Note that the cells of the ALS are not the sequential r1c2468, but the non-sequential r1c2684. This is so the ending number of the ALS is located in the last cell in the string, i.e., r1c4. It's a little harder to figure out if it's written as r1c2468.

Finally, some people like to shorten the ALS to (5=7). I realize that shortening is a goal, but this saves only three characters and makes it more difficult for this particular reader to follow along.

I'd welcome the comments of others.

Let's use as an example an ALS 13579 in r1c2468

You have 5 digits in 4 cells. if one digit is removed -(5 then you have a four digit locked set. 4 digits in 4 cells. -(5=1379)r1c2468

since the set is locked -(5=7) would also be correct as would -(5=1), -(5=3), or -(5=9) This seems simpler to me.

[Leren]

Marty R wrote : Note that the cells of the ALS are not the sequential r1c2468, but the non-sequential r1c2684. This is so the ending number of the ALS is located in the last cell in the string, i.e., r1c4. It's a little harder to figure out if it's written as r1c2468.

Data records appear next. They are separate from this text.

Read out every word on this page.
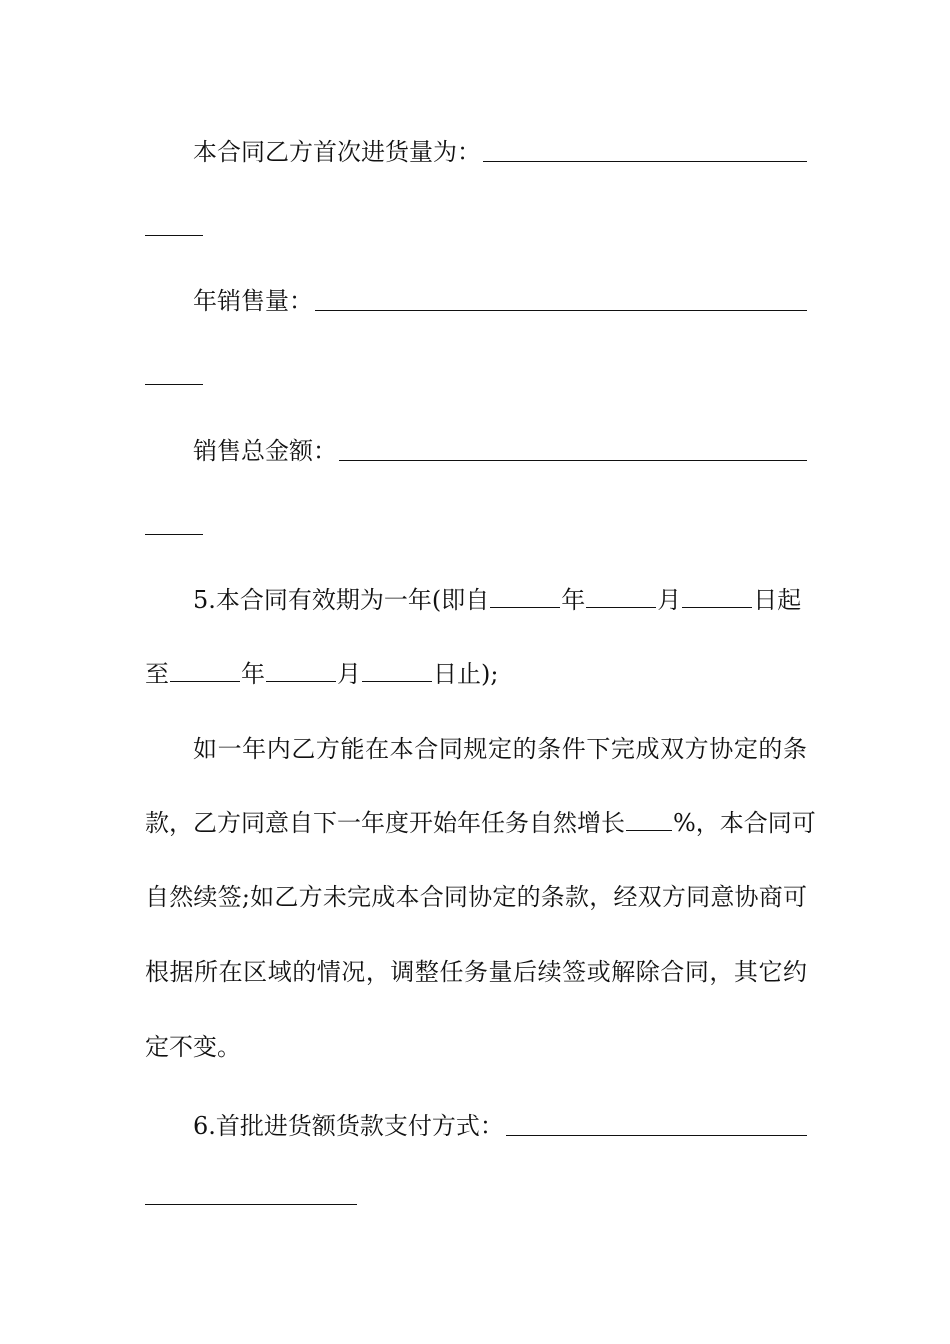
本合同乙方首次进货量为：
年销售量：
销售总金额：
5.本合同有效期为一年(即自	年	月	日起
至	年	月	日止);
如一年内乙方能在本合同规定的条件下完成双方协定的条
款，乙方同意自下一年度开始年任务自然增长 %，本合同可
自然续签;如乙方未完成本合同协定的条款，经双方同意协商可
根据所在区域的情况，调整任务量后续签或解除合同，其它约
定不变。
6.首批进货额货款支付方式：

One disadvantage of this is that (in the most general case) the linking numbers in each ALS (in an ALS chain) may be in more than one cell of an ALS. That's why I prefer to use (6=5) r7c2 - (5=7) r1c2468. I then always read this as (for example, for the second ALS) : "If all of the 5's in r1c2468 are false (there may be more than one 5 in the ALS) then exactly one of the 7's in r1c2468 must be true (there may be more than one 7 in the ALS)."

Leren

[sultan vinegar]

Finally, some people like to shorten the ALS to (5=7). I realize that shortening is a goal, but this saves only three characters and makes it more difficult for this particular reader to follow along.

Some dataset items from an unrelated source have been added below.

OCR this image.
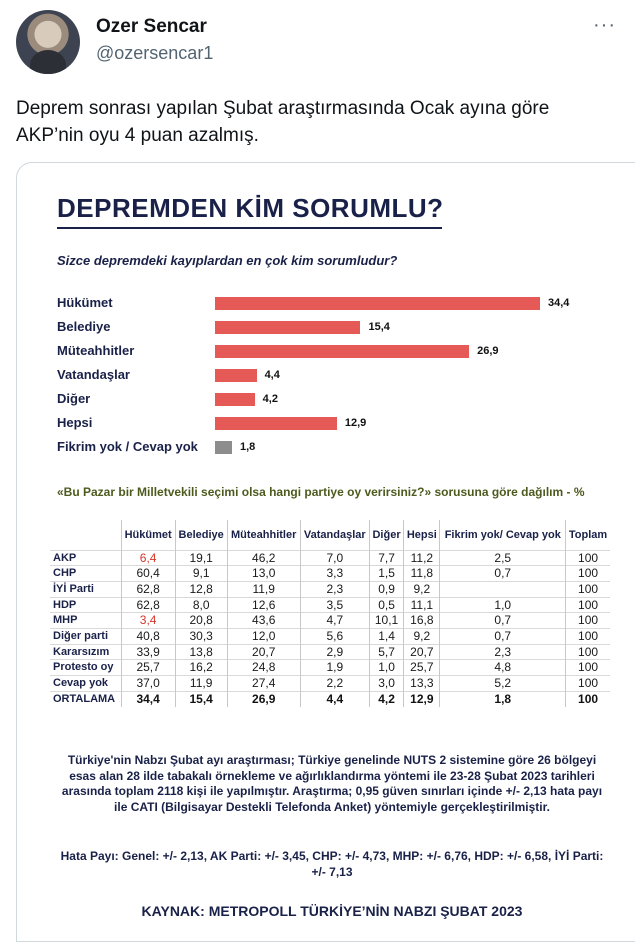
Ozer Sencar
@ozersencar1
···
Deprem sonrası yapılan Şubat araştırmasında Ocak ayına göre AKP’nin oyu 4 puan azalmış.
DEPREMDEN KİM SORUMLU?
Sizce depremdeki kayıplardan en çok kim sorumludur?
Hükümet	34,4
Belediye	15,4
Müteahhitler	26,9
Vatandaşlar	4,4
Diğer	4,2
Hepsi	12,9
Fikrim yok / Cevap yok	1,8
«Bu Pazar bir Milletvekili seçimi olsa hangi partiye oy verirsiniz?» sorusuna göre dağılım - %
	Hükümet	Belediye	Müteahhitler	Vatandaşlar	Diğer	Hepsi	Fikrim yok/ Cevap yok	Toplam
AKP	6,4	19,1	46,2	7,0	7,7	11,2	2,5	100
CHP	60,4	9,1	13,0	3,3	1,5	11,8	0,7	100
İYİ Parti	62,8	12,8	11,9	2,3	0,9	9,2		100
HDP	62,8	8,0	12,6	3,5	0,5	11,1	1,0	100
MHP	3,4	20,8	43,6	4,7	10,1	16,8	0,7	100
Diğer parti	40,8	30,3	12,0	5,6	1,4	9,2	0,7	100
Kararsızım	33,9	13,8	20,7	2,9	5,7	20,7	2,3	100
Protesto oy	25,7	16,2	24,8	1,9	1,0	25,7	4,8	100
Cevap yok	37,0	11,9	27,4	2,2	3,0	13,3	5,2	100
ORTALAMA	34,4	15,4	26,9	4,4	4,2	12,9	1,8	100
Türkiye'nin Nabzı Şubat ayı araştırması; Türkiye genelinde NUTS 2 sistemine göre 26 bölgeyi esas alan 28 ilde tabakalı örnekleme ve ağırlıklandırma yöntemi ile 23-28 Şubat 2023 tarihleri arasında toplam 2118 kişi ile yapılmıştır. Araştırma; 0,95 güven sınırları içinde +/- 2,13 hata payı ile CATI (Bilgisayar Destekli Telefonda Anket) yöntemiyle gerçekleştirilmiştir.
Hata Payı: Genel: +/- 2,13, AK Parti: +/- 3,45, CHP: +/- 4,73, MHP: +/- 6,76, HDP: +/- 6,58, İYİ Parti: +/- 7,13
KAYNAK: METROPOLL TÜRKİYE’NİN NABZI ŞUBAT 2023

I like to shorten it like that because if you end up making a nice loop, all the strong links become conjugate, so exactly one of (57) is true and thus (139) in your example are all locked, and it's easier to see the ensuing eliminations I find. Plus the other fact is that often you'll continue the chain with a weak link off the (7), so it's easier to follow if you don't have the (139) getting in the way.

[daj95376]

To tell the truth, I don't recall all of the details of my solver's ALS notation. The unit(s) containing the ALS and eliminations factor into it, though.

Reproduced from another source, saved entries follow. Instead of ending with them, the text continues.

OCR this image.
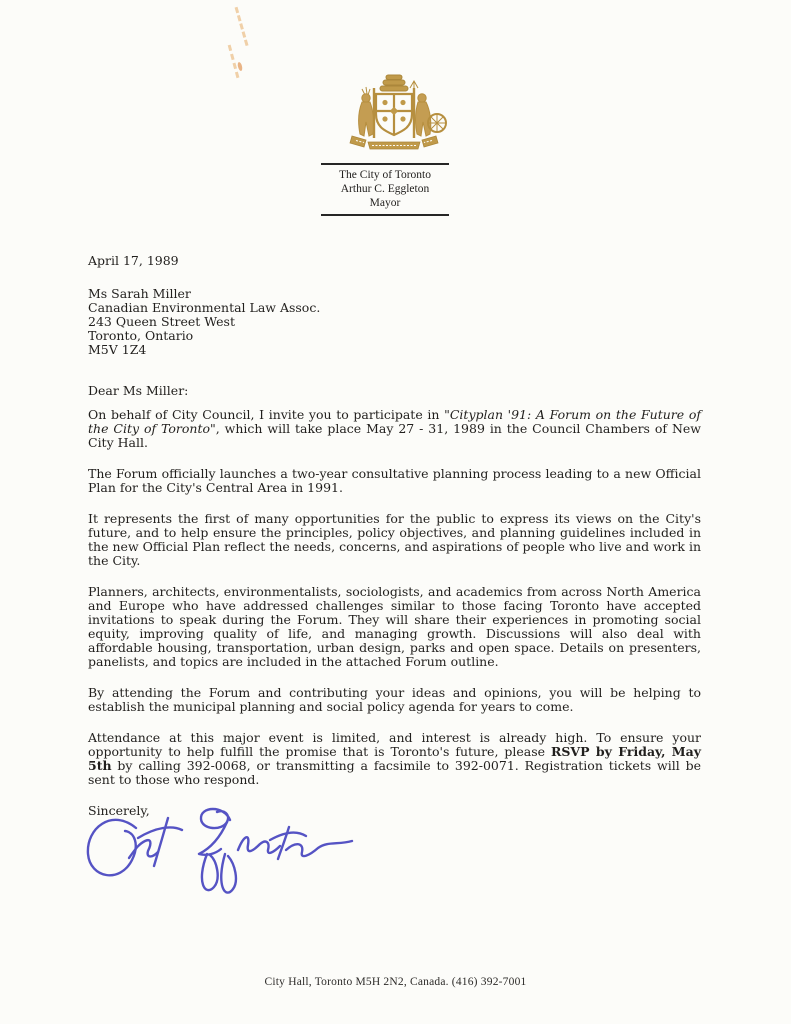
The City of Toronto
Arthur C. Eggleton
Mayor

April 17, 1989

Ms Sarah Miller
Canadian Environmental Law Assoc.
243 Queen Street West
Toronto, Ontario
M5V 1Z4

Dear Ms Miller:

On behalf of City Council, I invite you to participate in "Cityplan '91: A Forum on the Future of the City of Toronto", which will take place May 27 - 31, 1989 in the Council Chambers of New City Hall.

The Forum officially launches a two-year consultative planning process leading to a new Official Plan for the City's Central Area in 1991.

It represents the first of many opportunities for the public to express its views on the City's future, and to help ensure the principles, policy objectives, and planning guidelines included in the new Official Plan reflect the needs, concerns, and aspirations of people who live and work in the City.

Planners, architects, environmentalists, sociologists, and academics from across North America and Europe who have addressed challenges similar to those facing Toronto have accepted invitations to speak during the Forum. They will share their experiences in promoting social equity, improving quality of life, and managing growth. Discussions will also deal with affordable housing, transportation, urban design, parks and open space. Details on presenters, panelists, and topics are included in the attached Forum outline.

By attending the Forum and contributing your ideas and opinions, you will be helping to establish the municipal planning and social policy agenda for years to come.

Attendance at this major event is limited, and interest is already high. To ensure your opportunity to help fulfill the promise that is Toronto's future, please RSVP by Friday, May 5th by calling 392-0068, or transmitting a facsimile to 392-0071. Registration tickets will be sent to those who respond.

Sincerely,

City Hall, Toronto M5H 2N2, Canada. (416) 392-7001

Here is an example where the ALS is in the same unit as the resulting "traditional" naked subset, and the eliminations are restricted to [r2].

Code: Select all

 (5)r6c2 - ALS(5=123)r2c258 - <123>[r2]
 +-----------------------------------+
 |  .  .  .  |  .  .  .  |  .  .  .  |
 |  ~ 125 ~  |  ~  23 ~  |  ~  13 ~  |
 |  .  .  .  |  .  .  .  |  .  .  .  |
 |-----------+-----------+-----------|
 |  .  .  .  |  .  .  .  |  .  .  .  |
 |  .  .  .  |  .  .  .  |  .  .  .  |
 |  . =5  .  |  .  .  .  |  .  .  .  |
 |-----------+-----------+-----------|
 |  .  .  .  |  .  .  .  |  .  .  .  |
 |  .  .  .  |  .  .  .  |  .  .  .  |
 |  .  .  .  |  .  .  .  |  .  .  .  |
 +-----------------------------------+


Here is an example where the ALS has a non-traditional naked subset and possible eliminations outside the ALS unit.

Code: Select all

 (5)r6c2 - ALS(5=2)r2c285 - (2)[b2+c5+r2]
 +-----------------------------------+
 |  .  .  .  |  ~  ~  ~  |  .  .  .  |
 |  ~ 135 ~  |  ~ 123 ~  |  ~  13 ~  |
 |  .  .  .  |  ~  ~  ~  |  .  .  .  |
 |-----------+-----------+-----------|
 |  .  .  .  |  .  ~  .  |  .  .  .  |
 |  .  .  .  |  .  ~  .  |  .  .  .  |
 |  . =5  .  |  .  ~  .  |  .  .  .  |
 |-----------+-----------+-----------|
 |  .  .  .  |  .  ~  .  |  .  .  .  |
 |  .  .  .  |  .  ~  .  |  .  .  .  |
 |  .  .  .  |  .  ~  .  |  .  .  .  |
 +-----------------------------------+


When the previous ALS is in a loop, then I manually alter my solver's output to read ALS(513=132)r2c285. This is akin to the notation for an ERI in a loop ... and justifies eliminations for <13> in [r2].

There are additional scenarios, but I think these two will help you in most cases.

Bottom Line: everyone has their preferred way of notating an ALS.